Are linear algebraic groups rigid? The underlying variety of a linear elgebraic group (say, over an algebraically closed field) is affine, so doesn't have nontrivial (infinitesimal) deformations. I'm curious to know whether  it's possible to deform the group structure on a fixed variety (that admits at least a structure of an algebraic group). 
Edit: I should have added, though when I wrote the question I mistakenly didn't expect reductivity made any difference, that I was mostly interested in reductive groups (in which case the comment of user54268 shows my question was not that naive after all..).
 A: How about this: for each $t \in F$, define a group structure on $F^3$ by 
$$(a,b,c) \cdot (d,e,f)=(a+d,b+e,c+f+tae).$$ When $t=0$ this is just $F^3$ with coordinate-wise addition, while for $t \neq 0$ it is $3$ by $3$ unipotent matrices. 
A: A most excellent example of "non-rigidity" beyond the reductive case (depending on how loose one wants to be about the meaning of "rigidity") 

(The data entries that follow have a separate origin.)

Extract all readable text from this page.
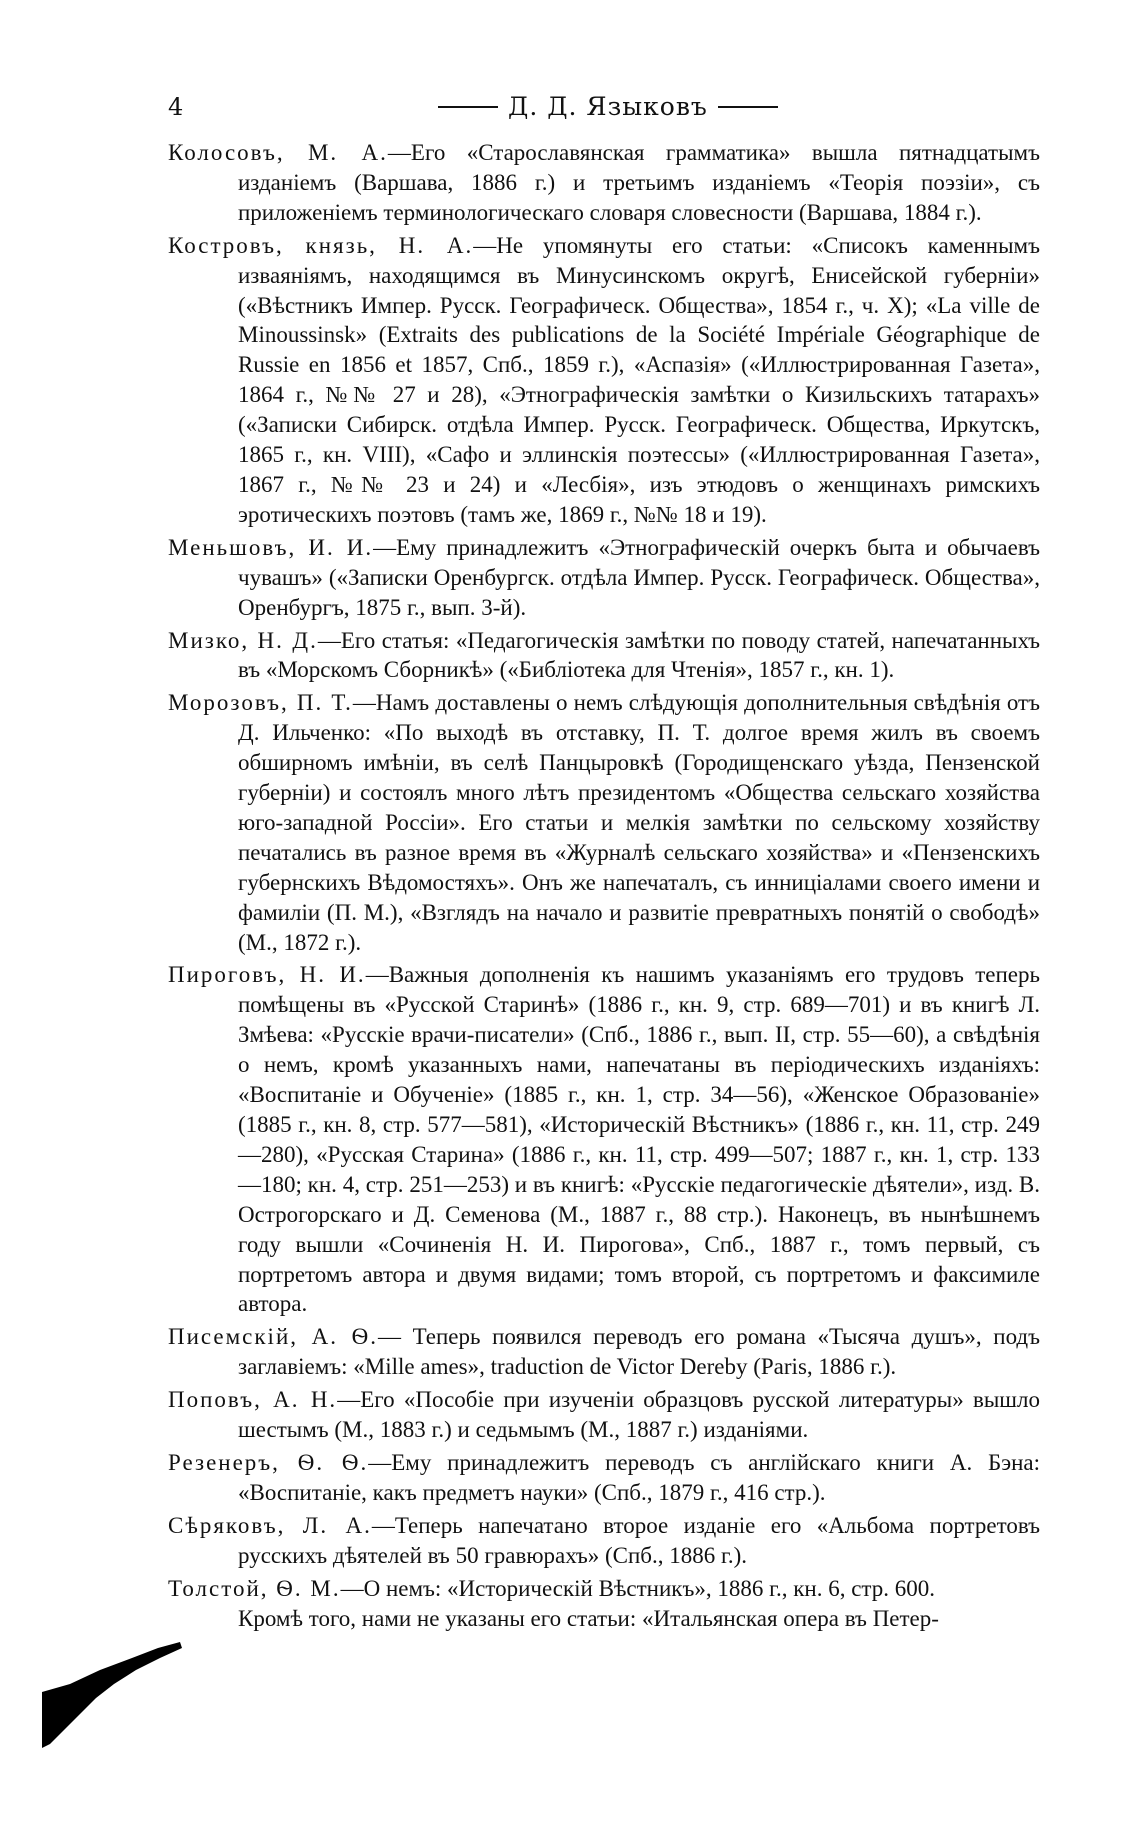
4	Д. Д. Языковъ

Колосовъ, М. А.—Его «Старославянская грамматика» вышла пятнадцатымъ изданіемъ (Варшава, 1886 г.) и третьимъ изданіемъ «Теорія поэзіи», съ приложеніемъ терминологическаго словаря словесности (Варшава, 1884 г.).

Костровъ, князь, Н. А.—Не упомянуты его статьи: «Списокъ каменнымъ изваяніямъ, находящимся въ Минусинскомъ округѣ, Енисейской губерніи» («Вѣстникъ Импер. Русск. Географическ. Общества», 1854 г., ч. X); «La ville de Minoussinsk» (Extraits des publications de la Société Impériale Géographique de Russie en 1856 et 1857, Спб., 1859 г.), «Аспазія» («Иллюстрированная Газета», 1864 г., №№ 27 и 28), «Этнографическія замѣтки о Кизильскихъ татарахъ» («Записки Сибирск. отдѣла Импер. Русск. Географическ. Общества, Иркутскъ, 1865 г., кн. VIII), «Сафо и эллинскія поэтессы» («Иллюстрированная Газета», 1867 г., №№ 23 и 24) и «Лесбія», изъ этюдовъ о женщинахъ римскихъ эротическихъ поэтовъ (тамъ же, 1869 г., №№ 18 и 19).

Меньшовъ, И. И.—Ему принадлежитъ «Этнографическій очеркъ быта и обычаевъ чувашъ» («Записки Оренбургск. отдѣла Импер. Русск. Географическ. Общества», Оренбургъ, 1875 г., вып. 3-й).

Мизко, Н. Д.—Его статья: «Педагогическія замѣтки по поводу статей, напечатанныхъ въ «Морскомъ Сборникѣ» («Библіотека для Чтенія», 1857 г., кн. 1).

Морозовъ, П. Т.—Намъ доставлены о немъ слѣдующія дополнительныя свѣдѣнія отъ Д. Ильченко: «По выходѣ въ отставку, П. Т. долгое время жилъ въ своемъ обширномъ имѣніи, въ селѣ Панцыровкѣ (Городищенскаго уѣзда, Пензенской губерніи) и состоялъ много лѣтъ президентомъ «Общества сельскаго хозяйства юго-западной Россіи». Его статьи и мелкія замѣтки по сельскому хозяйству печатались въ разное время въ «Журналѣ сельскаго хозяйства» и «Пензенскихъ губернскихъ Вѣдомостяхъ». Онъ же напечаталъ, съ инниціалами своего имени и фамиліи (П. М.), «Взглядъ на начало и развитіе превратныхъ понятій о свободѣ» (М., 1872 г.).

Пироговъ, Н. И.—Важныя дополненія къ нашимъ указаніямъ его трудовъ теперь помѣщены въ «Русской Старинѣ» (1886 г., кн. 9, стр. 689—701) и въ книгѣ Л. Змѣева: «Русскіе врачи-писатели» (Спб., 1886 г., вып. II, стр. 55—60), а свѣдѣнія о немъ, кромѣ указанныхъ нами, напечатаны въ періодическихъ изданіяхъ: «Воспитаніе и Обученіе» (1885 г., кн. 1, стр. 34—56), «Женское Образованіе» (1885 г., кн. 8, стр. 577—581), «Историческій Вѣстникъ» (1886 г., кн. 11, стр. 249—280), «Русская Старина» (1886 г., кн. 11, стр. 499—507; 1887 г., кн. 1, стр. 133—180; кн. 4, стр. 251—253) и въ книгѣ: «Русскіе педагогическіе дѣятели», изд. В. Острогорскаго и Д. Семенова (М., 1887 г., 88 стр.). Наконецъ, въ нынѣшнемъ году вышли «Сочиненія Н. И. Пирогова», Спб., 1887 г., томъ первый, съ портретомъ автора и двумя видами; томъ второй, съ портретомъ и факсимиле автора.

Писемскій, А. Ѳ.— Теперь появился переводъ его романа «Тысяча душъ», подъ заглавіемъ: «Mille ames», traduction de Victor Dereby (Paris, 1886 г.).

Поповъ, А. Н.—Его «Пособіе при изученіи образцовъ русской литературы» вышло шестымъ (М., 1883 г.) и седьмымъ (М., 1887 г.) изданіями.

Резенеръ, Ѳ. Ѳ.—Ему принадлежитъ переводъ съ англійскаго книги А. Бэна: «Воспитаніе, какъ предметъ науки» (Спб., 1879 г., 416 стр.).

Сѣряковъ, Л. А.—Теперь напечатано второе изданіе его «Альбома портретовъ русскихъ дѣятелей въ 50 гравюрахъ» (Спб., 1886 г.).

Толстой, Ѳ. М.—О немъ: «Историческій Вѣстникъ», 1886 г., кн. 6, стр. 600.

Кромѣ того, нами не указаны его статьи: «Итальянская опера въ Петер-
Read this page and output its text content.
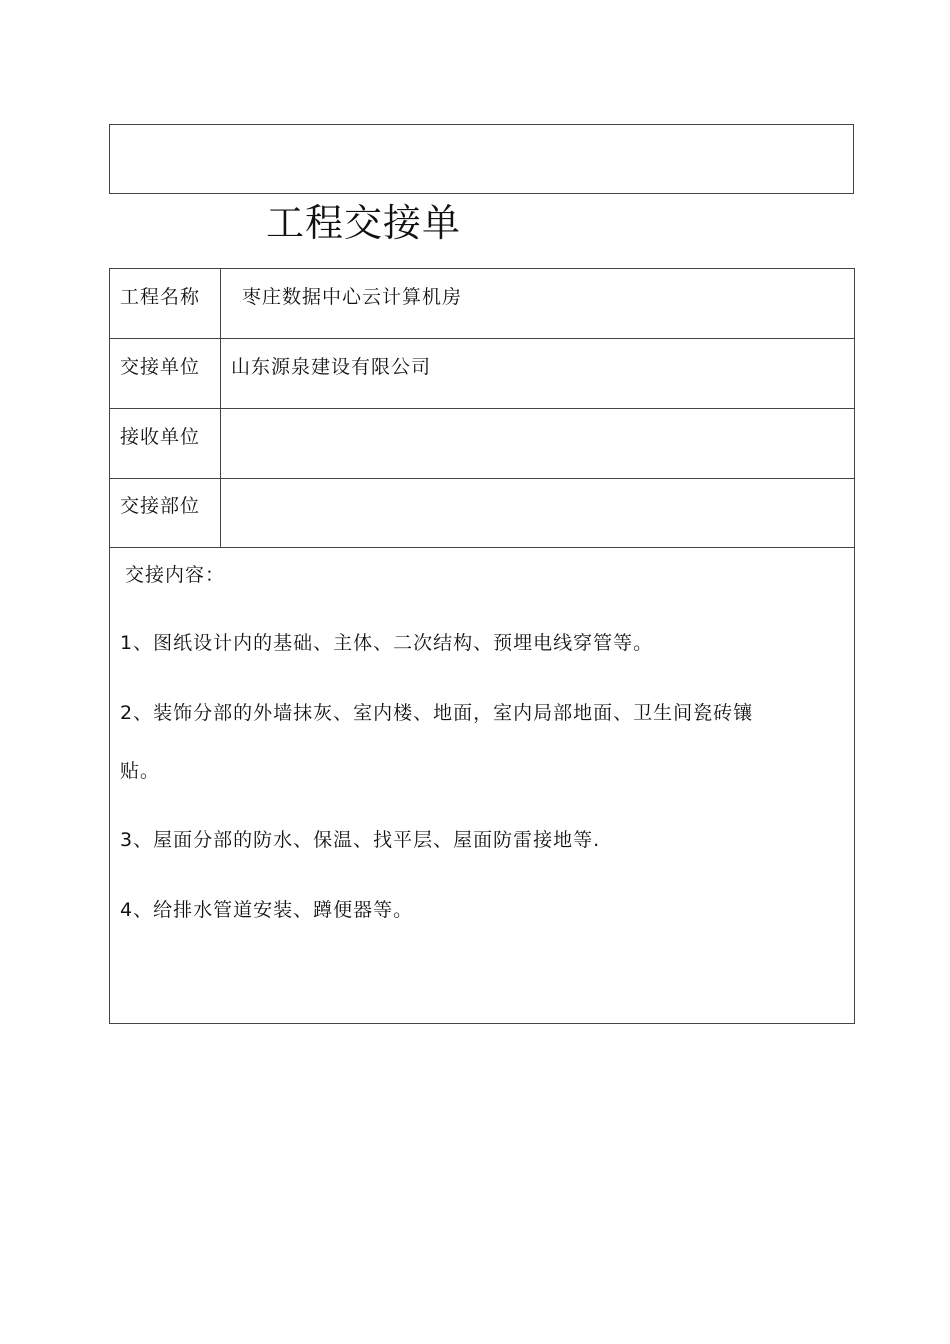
工程交接单
工程名称	枣庄数据中心云计算机房
交接单位	山东源泉建设有限公司
接收单位
交接部位
交接内容：
1、图纸设计内的基础、主体、二次结构、预埋电线穿管等。
2、装饰分部的外墙抹灰、室内楼、地面，室内局部地面、卫生间瓷砖镶
贴。
3、屋面分部的防水、保温、找平层、屋面防雷接地等.
4、给排水管道安装、蹲便器等。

is given in 5.2--5.10 of Exp. XIX of SGA3: a smooth affine group scheme $G$ over $k[t]$ for any field $k$ of characteristic 0 such that $G|_{t \ne 0}$ is a form of ${\rm{PGL}}_2$ (reductive!) but the fiber $G_0$ is solvable with 2 geometric connected components.  By definition, 
$G$ is the automorphism scheme of the Lie algebra over $k[t]$ whose underlying $k[t]$-module is free on a basis $\{X,Y,H\}$ that satisfy
$$[H,X]=X,\,\,\,[H,Y]=-Y,\,\,\,[X,Y]=2tH.$$
(It is clear that $G|_{t\ne 0}$ becomes ${\rm{Aut}}_{\mathfrak{sl}_2} = {\rm{PGL}}_2$ over the degree-2 finite etale cover defined by $\sqrt{t}$, but proving that $G$ is $k[t]$-smooth requires some cleverness.)